On Fri, Feb 25, 2022 at 4:10 AM Paolo Bonzini <pbonzini@xxxxxxxxxx> wrote:
>
> On 2/25/22 02:39, Sean Christopherson wrote:
> > Don't snapshot tsc_khz into max_tsc_khz during KVM initialization if the
> > host TSC is constant, in which case the actual TSC frequency will never
> > change and thus capturing the "max" TSC during initialization is
> > unnecessary, KVM can simply use tsc_khz during VM creation.
> >
> > On CPUs with constant TSC, but not a hardware-specified TSC frequency,
> > snapshotting max_tsc_khz and using that to set a VM's default TSC
> > frequency can lead to KVM thinking it needs to manually scale the guest's
> > TSC if refining the TSC completes after KVM snapshots tsc_khz. The
> > actual frequency never changes, only the kernel's calculation of what
> > that frequency is changes. On systems without hardware TSC scaling, this
> > either puts KVM into "always catchup" mode (extremely inefficient), or
> > prevents creating VMs altogether.
> >
> > Ideally, KVM would not be able to race with TSC refinement, or would have
> > a hook into tsc_refine_calibration_work() to get an alert when refinement
> > is complete.
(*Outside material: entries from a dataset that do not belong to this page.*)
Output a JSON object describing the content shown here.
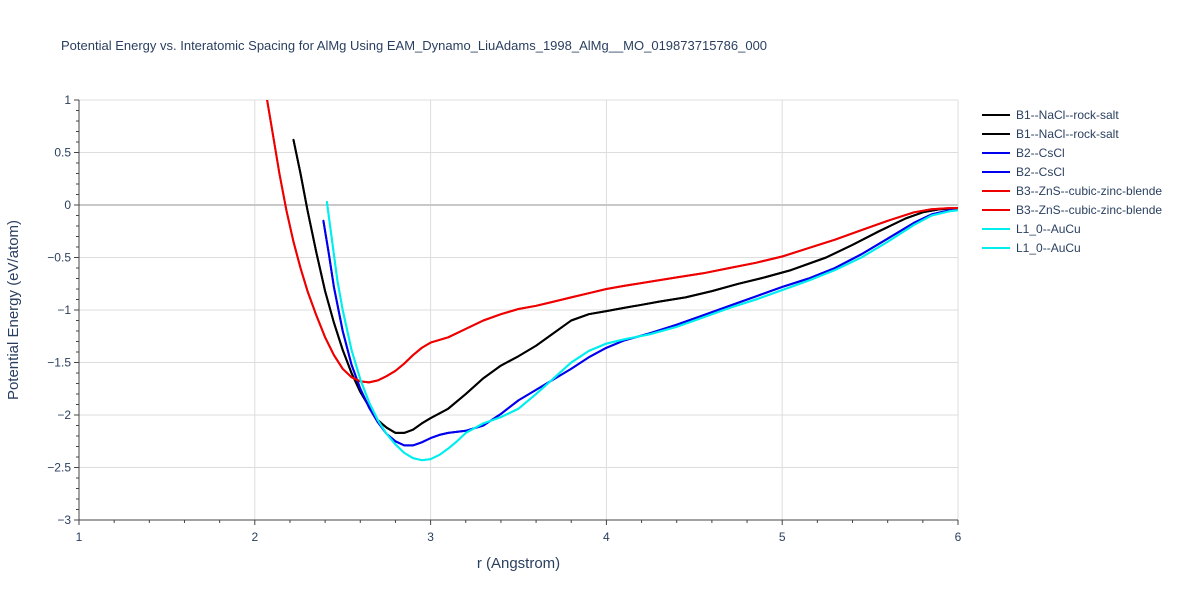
{
  "chart_data": {
    "type": "line",
    "title": "Potential Energy vs. Interatomic Spacing for AlMg Using EAM_Dynamo_LiuAdams_1998_AlMg__MO_019873715786_000",
    "xlabel": "r (Angstrom)",
    "ylabel": "Potential Energy (eV/atom)",
    "xlim": [
      1,
      6
    ],
    "ylim": [
      -3,
      1
    ],
    "xticks": [
      "1",
      "2",
      "3",
      "4",
      "5",
      "6"
    ],
    "yticks": [
      "1",
      "0.5",
      "0",
      "−0.5",
      "−1",
      "−1.5",
      "−2",
      "−2.5",
      "−3"
    ],
    "grid": true,
    "legend_position": "right",
    "series": [
      {
        "name": "B1--NaCl--rock-salt",
        "color": "#000000",
        "x": [
          2.22,
          2.26,
          2.3,
          2.35,
          2.4,
          2.45,
          2.5,
          2.55,
          2.6,
          2.65,
          2.7,
          2.75,
          2.8,
          2.85,
          2.9,
          2.95,
          3.0,
          3.1,
          3.2,
          3.3,
          3.4,
          3.5,
          3.6,
          3.7,
          3.8,
          3.9,
          4.0,
          4.1,
          4.2,
          4.3,
          4.45,
          4.6,
          4.75,
          4.9,
          5.05,
          5.25,
          5.4,
          5.55,
          5.7,
          5.8,
          5.9,
          6.0
        ],
        "y": [
          0.62,
          0.3,
          -0.05,
          -0.45,
          -0.82,
          -1.12,
          -1.38,
          -1.6,
          -1.78,
          -1.92,
          -2.05,
          -2.12,
          -2.17,
          -2.17,
          -2.14,
          -2.08,
          -2.03,
          -1.94,
          -1.8,
          -1.65,
          -1.53,
          -1.44,
          -1.34,
          -1.22,
          -1.1,
          -1.04,
          -1.01,
          -0.98,
          -0.95,
          -0.92,
          -0.88,
          -0.82,
          -0.75,
          -0.69,
          -0.62,
          -0.5,
          -0.38,
          -0.25,
          -0.13,
          -0.07,
          -0.04,
          -0.03
        ]
      },
      {
        "name": "B1--NaCl--rock-salt",
        "color": "#000000",
        "x": [
          2.22,
          2.26,
          2.3,
          2.35,
          2.4,
          2.45,
          2.5,
          2.55,
          2.6,
          2.65,
          2.7,
          2.75,
          2.8,
          2.85,
          2.9,
          2.95,
          3.0,
          3.1,
          3.2,
          3.3,
          3.4,
          3.5,
          3.6,
          3.7,
          3.8,
          3.9,
          4.0,
          4.1,
          4.2,
          4.3,
          4.45,
          4.6,
          4.75,
          4.9,
          5.05,
          5.25,
          5.4,
          5.55,
          5.7,
          5.8,
          5.9,
          6.0
        ],
        "y": [
          0.62,
          0.3,
          -0.05,
          -0.45,
          -0.82,
          -1.12,
          -1.38,
          -1.6,
          -1.78,
          -1.92,
          -2.05,
          -2.12,
          -2.17,
          -2.17,
          -2.14,
          -2.08,
          -2.03,
          -1.94,
          -1.8,
          -1.65,
          -1.53,
          -1.44,
          -1.34,
          -1.22,
          -1.1,
          -1.04,
          -1.01,
          -0.98,
          -0.95,
          -0.92,
          -0.88,
          -0.82,
          -0.75,
          -0.69,
          -0.62,
          -0.5,
          -0.38,
          -0.25,
          -0.13,
          -0.07,
          -0.04,
          -0.03
        ]
      },
      {
        "name": "B2--CsCl",
        "color": "#0000ee",
        "x": [
          2.39,
          2.42,
          2.45,
          2.5,
          2.55,
          2.6,
          2.65,
          2.7,
          2.75,
          2.8,
          2.85,
          2.9,
          2.95,
          3.0,
          3.05,
          3.1,
          3.2,
          3.3,
          3.4,
          3.5,
          3.6,
          3.7,
          3.8,
          3.9,
          4.0,
          4.1,
          4.25,
          4.4,
          4.55,
          4.7,
          4.85,
          5.0,
          5.15,
          5.3,
          5.45,
          5.6,
          5.75,
          5.85,
          5.95,
          6.0
        ],
        "y": [
          -0.15,
          -0.45,
          -0.78,
          -1.2,
          -1.52,
          -1.75,
          -1.93,
          -2.07,
          -2.18,
          -2.25,
          -2.29,
          -2.29,
          -2.26,
          -2.22,
          -2.19,
          -2.17,
          -2.15,
          -2.1,
          -1.99,
          -1.86,
          -1.76,
          -1.66,
          -1.56,
          -1.45,
          -1.36,
          -1.29,
          -1.22,
          -1.14,
          -1.05,
          -0.96,
          -0.87,
          -0.78,
          -0.7,
          -0.6,
          -0.47,
          -0.32,
          -0.17,
          -0.09,
          -0.05,
          -0.04
        ]
      },
      {
        "name": "B2--CsCl",
        "color": "#0000ee",
        "x": [
          2.39,
          2.42,
          2.45,
          2.5,
          2.55,
          2.6,
          2.65,
          2.7,
          2.75,
          2.8,
          2.85,
          2.9,
          2.95,
          3.0,
          3.05,
          3.1,
          3.2,
          3.3,
          3.4,
          3.5,
          3.6,
          3.7,
          3.8,
          3.9,
          4.0,
          4.1,
          4.25,
          4.4,
          4.55,
          4.7,
          4.85,
          5.0,
          5.15,
          5.3,
          5.45,
          5.6,
          5.75,
          5.85,
          5.95,
          6.0
        ],
        "y": [
          -0.15,
          -0.45,
          -0.78,
          -1.2,
          -1.52,
          -1.75,
          -1.93,
          -2.07,
          -2.18,
          -2.25,
          -2.29,
          -2.29,
          -2.26,
          -2.22,
          -2.19,
          -2.17,
          -2.15,
          -2.1,
          -1.99,
          -1.86,
          -1.76,
          -1.66,
          -1.56,
          -1.45,
          -1.36,
          -1.29,
          -1.22,
          -1.14,
          -1.05,
          -0.96,
          -0.87,
          -0.78,
          -0.7,
          -0.6,
          -0.47,
          -0.32,
          -0.17,
          -0.09,
          -0.05,
          -0.04
        ]
      },
      {
        "name": "B3--ZnS--cubic-zinc-blende",
        "color": "#ee0000",
        "x": [
          2.07,
          2.1,
          2.14,
          2.18,
          2.22,
          2.26,
          2.3,
          2.35,
          2.4,
          2.45,
          2.5,
          2.55,
          2.6,
          2.65,
          2.7,
          2.75,
          2.8,
          2.85,
          2.9,
          2.95,
          3.0,
          3.1,
          3.2,
          3.3,
          3.4,
          3.5,
          3.6,
          3.7,
          3.8,
          3.9,
          4.0,
          4.1,
          4.25,
          4.4,
          4.55,
          4.7,
          4.85,
          5.0,
          5.15,
          5.3,
          5.45,
          5.6,
          5.75,
          5.85,
          5.95,
          6.0
        ],
        "y": [
          1.0,
          0.7,
          0.3,
          -0.05,
          -0.35,
          -0.6,
          -0.82,
          -1.05,
          -1.26,
          -1.43,
          -1.56,
          -1.64,
          -1.68,
          -1.69,
          -1.67,
          -1.63,
          -1.58,
          -1.51,
          -1.43,
          -1.36,
          -1.31,
          -1.26,
          -1.18,
          -1.1,
          -1.04,
          -0.99,
          -0.96,
          -0.92,
          -0.88,
          -0.84,
          -0.8,
          -0.77,
          -0.73,
          -0.69,
          -0.65,
          -0.6,
          -0.55,
          -0.49,
          -0.41,
          -0.33,
          -0.24,
          -0.15,
          -0.07,
          -0.04,
          -0.03,
          -0.03
        ]
      },
      {
        "name": "B3--ZnS--cubic-zinc-blende",
        "color": "#ee0000",
        "x": [
          2.07,
          2.1,
          2.14,
          2.18,
          2.22,
          2.26,
          2.3,
          2.35,
          2.4,
          2.45,
          2.5,
          2.55,
          2.6,
          2.65,
          2.7,
          2.75,
          2.8,
          2.85,
          2.9,
          2.95,
          3.0,
          3.1,
          3.2,
          3.3,
          3.4,
          3.5,
          3.6,
          3.7,
          3.8,
          3.9,
          4.0,
          4.1,
          4.25,
          4.4,
          4.55,
          4.7,
          4.85,
          5.0,
          5.15,
          5.3,
          5.45,
          5.6,
          5.75,
          5.85,
          5.95,
          6.0
        ],
        "y": [
          1.0,
          0.7,
          0.3,
          -0.05,
          -0.35,
          -0.6,
          -0.82,
          -1.05,
          -1.26,
          -1.43,
          -1.56,
          -1.64,
          -1.68,
          -1.69,
          -1.67,
          -1.63,
          -1.58,
          -1.51,
          -1.43,
          -1.36,
          -1.31,
          -1.26,
          -1.18,
          -1.1,
          -1.04,
          -0.99,
          -0.96,
          -0.92,
          -0.88,
          -0.84,
          -0.8,
          -0.77,
          -0.73,
          -0.69,
          -0.65,
          -0.6,
          -0.55,
          -0.49,
          -0.41,
          -0.33,
          -0.24,
          -0.15,
          -0.07,
          -0.04,
          -0.03,
          -0.03
        ]
      },
      {
        "name": "L1_0--AuCu",
        "color": "#00eeee",
        "x": [
          2.41,
          2.44,
          2.47,
          2.5,
          2.55,
          2.6,
          2.65,
          2.7,
          2.75,
          2.8,
          2.85,
          2.9,
          2.95,
          3.0,
          3.05,
          3.1,
          3.15,
          3.2,
          3.3,
          3.4,
          3.5,
          3.6,
          3.7,
          3.8,
          3.9,
          4.0,
          4.1,
          4.25,
          4.4,
          4.55,
          4.7,
          4.85,
          5.0,
          5.15,
          5.3,
          5.45,
          5.6,
          5.75,
          5.85,
          5.95,
          6.0
        ],
        "y": [
          0.03,
          -0.35,
          -0.72,
          -1.0,
          -1.38,
          -1.66,
          -1.88,
          -2.05,
          -2.18,
          -2.28,
          -2.36,
          -2.41,
          -2.43,
          -2.42,
          -2.38,
          -2.32,
          -2.25,
          -2.17,
          -2.08,
          -2.02,
          -1.94,
          -1.8,
          -1.65,
          -1.5,
          -1.39,
          -1.32,
          -1.28,
          -1.23,
          -1.16,
          -1.07,
          -0.98,
          -0.9,
          -0.81,
          -0.72,
          -0.62,
          -0.5,
          -0.35,
          -0.19,
          -0.1,
          -0.06,
          -0.05
        ]
      },
      {
        "name": "L1_0--AuCu",
        "color": "#00eeee",
        "x": [
          2.41,
          2.44,
          2.47,
          2.5,
          2.55,
          2.6,
          2.65,
          2.7,
          2.75,
          2.8,
          2.85,
          2.9,
          2.95,
          3.0,
          3.05,
          3.1,
          3.15,
          3.2,
          3.3,
          3.4,
          3.5,
          3.6,
          3.7,
          3.8,
          3.9,
          4.0,
          4.1,
          4.25,
          4.4,
          4.55,
          4.7,
          4.85,
          5.0,
          5.15,
          5.3,
          5.45,
          5.6,
          5.75,
          5.85,
          5.95,
          6.0
        ],
        "y": [
          0.03,
          -0.35,
          -0.72,
          -1.0,
          -1.38,
          -1.66,
          -1.88,
          -2.05,
          -2.18,
          -2.28,
          -2.36,
          -2.41,
          -2.43,
          -2.42,
          -2.38,
          -2.32,
          -2.25,
          -2.17,
          -2.08,
          -2.02,
          -1.94,
          -1.8,
          -1.65,
          -1.5,
          -1.39,
          -1.32,
          -1.28,
          -1.23,
          -1.16,
          -1.07,
          -0.98,
          -0.9,
          -0.81,
          -0.72,
          -0.62,
          -0.5,
          -0.35,
          -0.19,
          -0.1,
          -0.06,
          -0.05
        ]
      }
    ]
  }
}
Avoiding the race altogether isn't practical as refinement
> > takes a relative eternity; it's deliberately put on a work queue outside
> > of the normal boot sequence to avoid unnecessarily delaying boot.
> >
> > Adding a hook is doable, but somewhat gross due to KVM's ability to be
> > built as a module. And if the TSC is constant, which is likely the case
> > for every VMX/SVM-capable CPU produced in the last decade, the race can
> > be hit if and only if userspace is able to create a VM before TSC
> > refinement completes; refinement is slow, but not that slow.
> >
> > For now, punt on a proper fix, as not taking a snapshot can help some
> > uses cases and not taking a snapshot is arguably correct irrespective of
> > the race with refinement.
> >
> > Cc: Suleiman Souhlal <suleiman@xxxxxxxxxx>
> > Cc: Anton Romanov <romanton@xxxxxxxxxx>
> > Signed-off-by: Sean Christopherson <seanjc@xxxxxxxxxx>
>
> Queued, but I'd rather have a subject that calls out that max_tsc_khz
> needs a replacement at vCPU creation time. In fact, the real change
> (and bug, and fix) is in kvm_arch_vcpu_create(), while the subject
> mentions only the change in kvm_timer_init().
>
> What do you think of "KVM: x86: Use current rather than max TSC
> frequency if it is constant"?
>
> Pao

Ping. This said "queued" but I don't think this ever landed.
What's the status of this?
Paolo, does this need more work?